If you are a Kampala dweller like me, I believe you’ve felt the pinch of the increased cost of living the most compared to other parts of the country. This is mostly felt in the cost of housing, or rent, as we most know it.

Consider a corporate employee in Kampala earning a monthly salary of 1,000,000 Uganda shillings. With a typical rent of Shs 250,000, the remaining amount barely scratches the surface of meeting essential needs like food, education, and healthcare, especially when supporting a family of three children.

Advocates of living within one’s means might argue otherwise, but the truth is that with such meagre earnings, finding a place to rent at a reasonable rate is almost an impossibility. With such earnings, a 100,000-shilling rent, while ideal, gets you a single room in a slum environment.

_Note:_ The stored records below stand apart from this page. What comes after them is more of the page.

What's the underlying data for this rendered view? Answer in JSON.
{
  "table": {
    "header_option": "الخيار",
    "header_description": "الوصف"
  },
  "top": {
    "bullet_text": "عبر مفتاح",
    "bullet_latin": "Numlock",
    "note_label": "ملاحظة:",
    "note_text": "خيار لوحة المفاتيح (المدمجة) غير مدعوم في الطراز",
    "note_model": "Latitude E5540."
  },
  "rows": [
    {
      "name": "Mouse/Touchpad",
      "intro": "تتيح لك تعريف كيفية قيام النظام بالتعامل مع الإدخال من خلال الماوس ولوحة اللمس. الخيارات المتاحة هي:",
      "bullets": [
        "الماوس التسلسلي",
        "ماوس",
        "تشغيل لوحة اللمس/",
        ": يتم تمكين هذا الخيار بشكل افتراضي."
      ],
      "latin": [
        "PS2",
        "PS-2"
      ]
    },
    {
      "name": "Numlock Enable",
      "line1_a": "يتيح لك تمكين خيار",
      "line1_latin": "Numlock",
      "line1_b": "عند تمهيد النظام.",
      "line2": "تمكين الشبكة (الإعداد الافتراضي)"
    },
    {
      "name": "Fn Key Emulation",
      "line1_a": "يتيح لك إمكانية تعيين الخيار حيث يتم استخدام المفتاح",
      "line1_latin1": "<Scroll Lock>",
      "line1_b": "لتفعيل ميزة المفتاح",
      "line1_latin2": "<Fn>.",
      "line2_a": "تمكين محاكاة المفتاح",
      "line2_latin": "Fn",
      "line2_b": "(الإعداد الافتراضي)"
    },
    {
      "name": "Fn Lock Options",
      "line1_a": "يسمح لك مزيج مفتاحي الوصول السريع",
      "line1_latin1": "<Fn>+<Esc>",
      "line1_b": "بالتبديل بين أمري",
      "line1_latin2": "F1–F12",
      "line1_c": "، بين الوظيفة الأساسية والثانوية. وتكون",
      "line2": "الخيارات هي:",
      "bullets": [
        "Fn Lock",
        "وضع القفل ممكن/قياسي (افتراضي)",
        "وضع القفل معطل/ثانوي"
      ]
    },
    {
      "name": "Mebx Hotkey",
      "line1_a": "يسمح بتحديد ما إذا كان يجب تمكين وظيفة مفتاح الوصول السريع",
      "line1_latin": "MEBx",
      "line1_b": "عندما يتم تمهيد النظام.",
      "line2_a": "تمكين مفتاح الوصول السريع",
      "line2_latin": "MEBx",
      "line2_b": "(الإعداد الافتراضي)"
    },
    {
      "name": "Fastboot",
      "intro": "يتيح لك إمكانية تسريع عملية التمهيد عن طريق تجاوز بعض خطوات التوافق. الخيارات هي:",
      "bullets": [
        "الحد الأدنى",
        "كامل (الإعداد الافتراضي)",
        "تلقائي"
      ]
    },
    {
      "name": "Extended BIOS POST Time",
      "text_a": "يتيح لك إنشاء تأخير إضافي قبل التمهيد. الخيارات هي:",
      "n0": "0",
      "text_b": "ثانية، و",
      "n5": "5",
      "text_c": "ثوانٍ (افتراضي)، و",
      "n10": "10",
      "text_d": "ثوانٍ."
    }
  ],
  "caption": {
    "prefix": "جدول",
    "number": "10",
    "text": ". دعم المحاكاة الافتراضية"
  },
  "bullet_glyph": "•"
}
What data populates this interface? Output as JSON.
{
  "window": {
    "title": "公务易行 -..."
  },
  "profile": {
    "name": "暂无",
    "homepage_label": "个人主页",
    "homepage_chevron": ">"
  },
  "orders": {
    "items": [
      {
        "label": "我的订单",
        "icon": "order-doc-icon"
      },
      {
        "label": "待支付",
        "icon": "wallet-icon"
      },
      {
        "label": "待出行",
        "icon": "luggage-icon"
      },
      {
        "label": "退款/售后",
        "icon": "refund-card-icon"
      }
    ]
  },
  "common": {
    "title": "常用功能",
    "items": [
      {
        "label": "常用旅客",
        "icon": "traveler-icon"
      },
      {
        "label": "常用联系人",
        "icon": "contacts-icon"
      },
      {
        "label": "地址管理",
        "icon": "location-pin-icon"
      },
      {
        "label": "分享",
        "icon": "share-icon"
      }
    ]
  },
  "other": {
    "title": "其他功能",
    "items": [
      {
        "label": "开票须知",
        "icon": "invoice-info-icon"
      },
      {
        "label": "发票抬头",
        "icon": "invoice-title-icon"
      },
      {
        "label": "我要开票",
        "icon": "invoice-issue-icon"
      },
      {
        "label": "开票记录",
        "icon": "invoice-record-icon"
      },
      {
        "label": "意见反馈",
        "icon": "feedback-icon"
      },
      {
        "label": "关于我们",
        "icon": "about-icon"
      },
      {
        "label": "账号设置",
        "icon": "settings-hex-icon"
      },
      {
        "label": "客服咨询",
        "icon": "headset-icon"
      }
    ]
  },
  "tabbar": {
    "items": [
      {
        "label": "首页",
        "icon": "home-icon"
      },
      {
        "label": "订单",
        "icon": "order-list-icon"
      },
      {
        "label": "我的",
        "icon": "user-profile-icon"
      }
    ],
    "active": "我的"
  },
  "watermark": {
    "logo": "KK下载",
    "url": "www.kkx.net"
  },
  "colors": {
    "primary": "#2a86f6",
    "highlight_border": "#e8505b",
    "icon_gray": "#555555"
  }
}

Trust Ugandans to look for ways to make ends meet. The most common response to this financial pressure has been “cutting corners.” Corruption has become so entrenched in society that it is now perceived as the new normal. For any activity to move, you have to oil every hand involved.

It’s no longer the predominant culture in the public sector, but it’s the new way of life in our country. Even among the younger generation, who are not yet in the work economy, corruption is seen as how things work.

When I interacted with students, I was astounded by their resigned acceptance of corruption as a means of getting access to high-quality education and healthcare.

To tackle the pervasive issue of corruption, we must confront the underlying problem—the soaring cost of living. One practical solution is to regulate housing rates and other essential expenses. As we live in a highly capitalistic economy where we have to leave the forces of demand and supply to take effect, a measure of intervention is needed.

Take, for instance, the stellar rise in the cost of a 2-bedroom apartment, now priced at 1,500,000 shillings in a reasonable neighbourhood like Kyanja. This sharp increase from 300,000 shillings just a few years ago is a clear illustration of the widening gap between affordability and reality.

It’s time to question why basic necessities have become luxuries for many Ugandans, especially city dwellers. By implementing measures to regulate housing rates and other essential expenses, we can alleviate the financial burden on individuals and families.

Affordable housing is not just a matter of convenience; it’s a fundamental right that can empower people to live with dignity and without resorting to corrupt practices simply to survive.

As we tackle the evil of corruption in Uganda, let us not overlook the systemic issues that perpetuate this cycle.